Open for Service is a local campaign launched by members of Indiana's business community in response to Indiana's Religious Freedom Restoration Act (RFRA) in 2015. The law, which was perceived as anti-LGBT by critics, was widely opposed by many of Indiana's largest companies, and also led to a boycott of Indiana by activists nationally. The Open for Service campaign created a recognizable blue sticker with the text "This Business Serves Everyone," which were ubiquitously displayed in storefront windows in Indianapolis and elsewhere—in order to allow businesses to self-identify as inclusive, and would not refuse service to customers on the basis of sexual orientation (as RFRA permitted).

Open for Service also maintained an online directory of participating businesses, and raised funds for SCORE, a business mentorship nonprofit. Originally started in Indianapolis, the campaign quickly spread statewide and even nationally, with participating businesses from 23 states within the first 3 weeks.

== Background ==

In early 2015, Indiana's SB 101 was proposed by Governor Mike Pence and Republicans in the state legislature. The proposal was part of a national movement by Republicans in state government as a result of the Supreme Court case Burwell v. Hobby Lobby Stores, Inc., which recognized the religious rights of private businesses. The law was portrayed by supporters as an effort to shield businesses from expressions of religious beliefs, particularly in response to high-profile cases—such as the Arlene's Flowers case and the Masterpiece Cakeshop case—in which businesses were found to have violated the law by refusing service to gay customers.

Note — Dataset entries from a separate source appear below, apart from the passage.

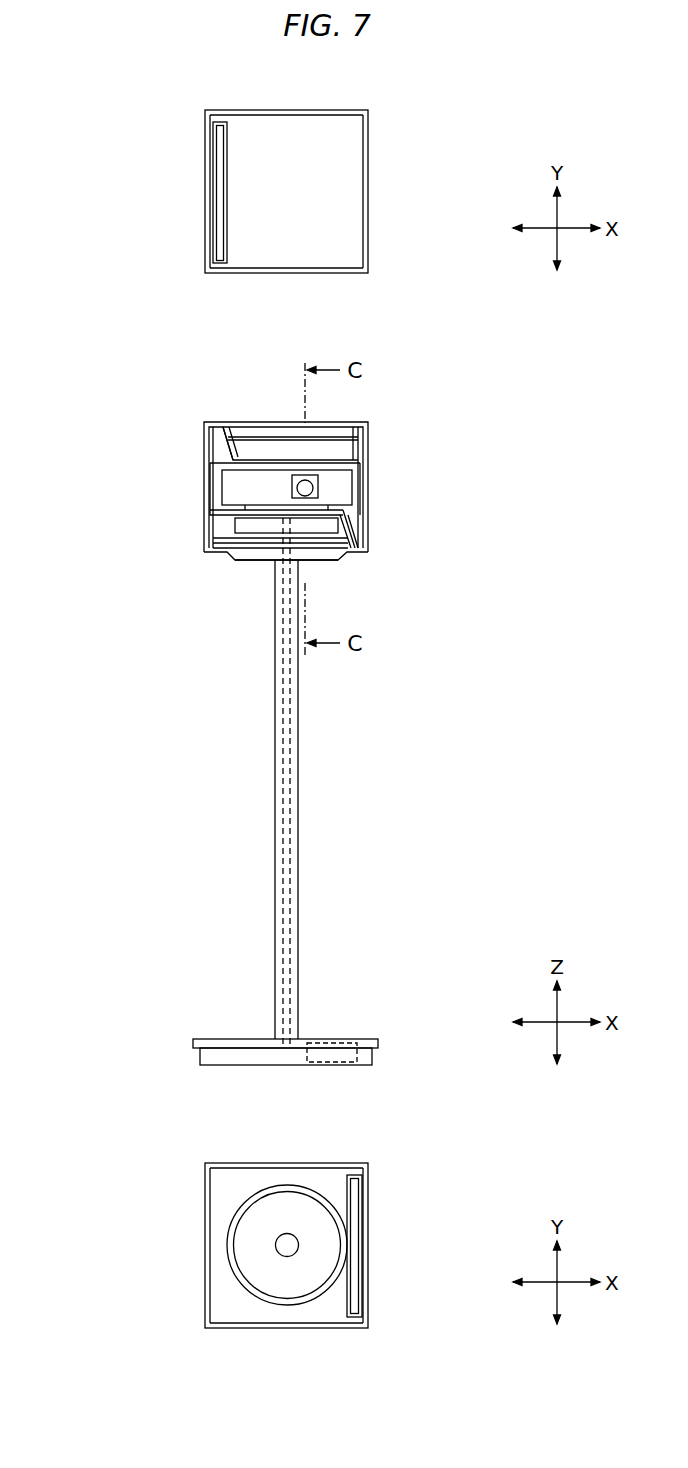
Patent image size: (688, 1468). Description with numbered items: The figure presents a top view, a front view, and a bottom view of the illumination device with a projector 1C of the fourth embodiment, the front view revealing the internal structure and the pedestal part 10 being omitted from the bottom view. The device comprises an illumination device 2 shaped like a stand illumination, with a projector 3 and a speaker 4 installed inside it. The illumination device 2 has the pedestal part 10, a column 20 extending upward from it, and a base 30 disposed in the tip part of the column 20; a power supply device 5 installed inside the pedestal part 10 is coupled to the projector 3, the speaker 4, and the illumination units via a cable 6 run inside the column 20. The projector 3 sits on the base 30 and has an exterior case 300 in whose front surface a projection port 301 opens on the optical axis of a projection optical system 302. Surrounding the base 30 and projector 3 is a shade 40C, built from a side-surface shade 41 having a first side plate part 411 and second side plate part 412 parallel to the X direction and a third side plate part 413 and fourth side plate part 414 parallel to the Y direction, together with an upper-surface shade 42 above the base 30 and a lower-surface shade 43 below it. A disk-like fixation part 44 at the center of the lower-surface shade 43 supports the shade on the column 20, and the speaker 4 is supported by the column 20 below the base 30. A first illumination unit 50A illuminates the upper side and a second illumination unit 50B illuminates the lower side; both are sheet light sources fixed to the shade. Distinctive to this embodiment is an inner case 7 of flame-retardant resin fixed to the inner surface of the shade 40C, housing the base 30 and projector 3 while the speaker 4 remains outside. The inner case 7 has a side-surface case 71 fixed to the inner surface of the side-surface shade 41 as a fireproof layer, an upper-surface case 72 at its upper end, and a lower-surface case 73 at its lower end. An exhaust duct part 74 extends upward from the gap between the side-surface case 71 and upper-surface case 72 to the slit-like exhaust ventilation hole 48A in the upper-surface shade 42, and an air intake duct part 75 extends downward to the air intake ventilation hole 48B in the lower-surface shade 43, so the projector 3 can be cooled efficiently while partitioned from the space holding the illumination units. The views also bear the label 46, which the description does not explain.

The illumination device with a projector 1C is at (203, 710).
The illumination device 2 is at (274, 706).
The projector 3 is at (225, 498).
The speaker 4 is at (228, 555).
The power supply device 5 is at (343, 1037).
The cable 6 is at (295, 890).
The inner case 7 is at (290, 408).
The pedestal part 10 is at (220, 1039).
The column 20 is at (298, 748).
The base 30 is at (357, 504).
The exterior case 300 is at (223, 475).
The projection port 301 is at (320, 483).
The projection optical system 302 is at (327, 505).
The shade 40C is at (231, 725).
The side-surface shade 41 is at (368, 175).
The first side plate part 411 is at (327, 273).
The second side plate part 412 is at (327, 110).
The third side plate part 413 is at (203, 210).
The fourth side plate part 414 is at (368, 213).
The upper-surface shade 42 is at (282, 133).
The lower-surface shade 43 is at (242, 560).
The fixation part 44 is at (262, 560).
The corner portion 46 is at (233, 110).
The exhaust ventilation hole 48A is at (185, 291).
The air intake ventilation hole 48B is at (353, 553).
The first illumination unit 50A is at (357, 433).
The second illumination unit 50B is at (223, 550).
The side-surface case 71 is at (362, 475).
The upper-surface case 72 is at (310, 460).
The lower-surface case 73 is at (245, 523).
The exhaust duct part 74 is at (253, 438).
The air intake duct part 75 is at (337, 560).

The bill sparked a national debate on such policies, and led to major boycotts and economic repercussions, such as Angie's List canceling a major expansion that would have created 1,000 jobs in Indiana and a threat to move Gen Con out of state. Within Indianapolis, the state's most populated and Democratic area of the state, many worried about the economic and reputational harm of the law that they widely opposed.

== Launch ==
Open for Service was created by Josh Driver, an Indianapolis business owner, in March 2015, while the law was still being debated. He stated that his motivations were to have positive approach and "focus on businesses that are willing to bake the cakes or be the DJ". Driver had previously organized local efforts to promote marriage equality.

The campaign encouraged local businesses to donate $10 in order to receive the sticker to display and be registered in their online directory. Proceeds from the donation were also donated to a nonprofit business mentorship program. At launch, more than 20 Indianapolis businesses had signed up, including well-known downtown stores such as Silver in the city. The project was registered as a 501(c)(3) nonprofit organization.

== Expansion ==
Originally envisioned as a local effort for Indianapolis businesses affected by the RFRA law, the campaign gained popularity and quickly spread beyond its creators' expectations. Within two weeks, the sticker was being adopted by several businesses in Bloomington and Monroe County. By 2018 Open for Service maintained a database of over 50,000 businesses, with only 5% in Indiana.

In 2020, Driver was named to the Indianapolis Business Journal's "Forty Under 40," and stated "When I was on the verge of giving up, I looked out of the windows of my apartment and the marquee at the Murat said that LiveNation is #openforservice".